In Salazar v. AT&T Mobility LLC, [2021-2320, 2021-2376] (April 5, 2023), the Federal Circuit affirmed judgment of noninfringement of U.S. Patent No. 5,802,467 describing technology for wireless and wired communications.
Claim 1 of the ‘467 patent required “a microprocessor for generating a plurality of control signals used to operate said system, said microprocessor creating a plurality of reprogrammable communication protocols, for transmission to said external devices wherein each communication protocol includes a command code set that defines the signals that are employed to communicate with each one of said external devices.” The district court construed the court construed “a microprocessor” to mean one microprocessor.”
On appeal, Salazar argued that the court should have interpreted a microprocessor” to require one or more microprocessors, any one of which may be capable of performing each of the “generating,” “creating,” and “retrieving” functions recited in the claims.
The Federal Circuit explained that the indefinite article “a” means “‘one or more’ in open-ended claims containing the transitional phrase ‘comprising.’” The Court said an exception to the general rule that “a” means more than one only arises where the language of the claims themselves, the specification, or the prosecution history necessitate a departure from the rule.” The Federal Circuit further explained that the use of the term “said” indicates that this portion of the claim limitation is a reference back to the previously claimed” term. The claim term “said” is an “anaphoric phrase, referring to the initial antecedent phrase”. The subsequent use of the definite article ‘said’ in a claim to refer back to the same claim term does not change the general plural rule, but simply reinvokes that non-singular meaning.”
The Federal Circuit reviewed prior cases interpreting “a” and noted in particular In re Varma, 816
F.3d 1352 (Fed.
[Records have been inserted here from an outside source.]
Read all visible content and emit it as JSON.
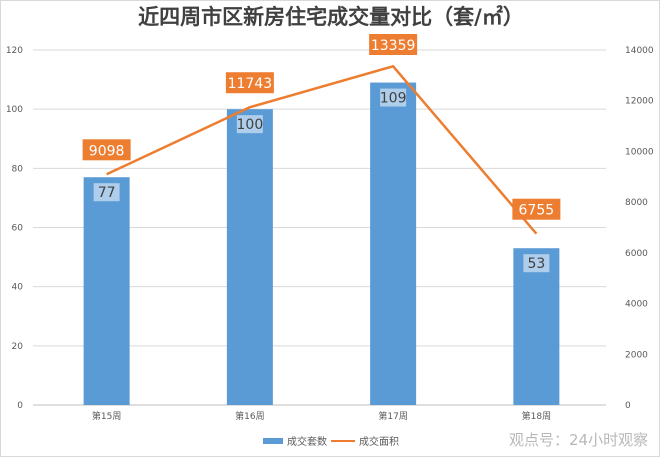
{
  "chart_data": {
    "type": "bar+line",
    "title": "近四周市区新房住宅成交量对比（套/㎡）",
    "categories": [
      "第15周",
      "第16周",
      "第17周",
      "第18周"
    ],
    "series": [
      {
        "name": "成交套数",
        "type": "bar",
        "axis": "left",
        "values": [
          77,
          100,
          109,
          53
        ],
        "color": "#5b9bd5"
      },
      {
        "name": "成交面积",
        "type": "line",
        "axis": "right",
        "values": [
          9098,
          11743,
          13359,
          6755
        ],
        "color": "#ed7d31"
      }
    ],
    "yleft": {
      "min": 0,
      "max": 120,
      "step": 20
    },
    "yright": {
      "min": 0,
      "max": 14000,
      "step": 2000
    },
    "grid": true,
    "legend": "bottom"
  },
  "watermark": "观点号：24小时观察"
}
Cir. 2016), which the district court had explained that the claim term provided certain functions that the “said microprocessor” must be “necessarily configured to perform as well as the structural relationship between ‘said microprocessor’ and other structural elements.” Thus, the district court reasoned, “at least one microprocessor must satisfy all the functional (and relational) limitations recited for ‘said microprocessor.’ On appeal, Salazar’s argued that a correct claim construction would encompass one microprocessor capable of performing one claimed function and another microprocessor capable of performing a different claimed function, even if no one microprocessor could perform all of the recited functions. The Federal Circuit rejected this argument, agreeing with the district court that while the claim term “a microprocessor” does not require there be only one microprocessor, the subsequent limitations referring back to “said microprocessor” require that at least one microprocessor be capable of performing each of the claimed functions, which the Court said was “entirely consistent” with it precedents. The Court noted that, as it stated in Varma, for a dog owner to have a dog that rolls over and fetches sticks, it does not suffice that he have two dogs, each able to perform just one of the tasks.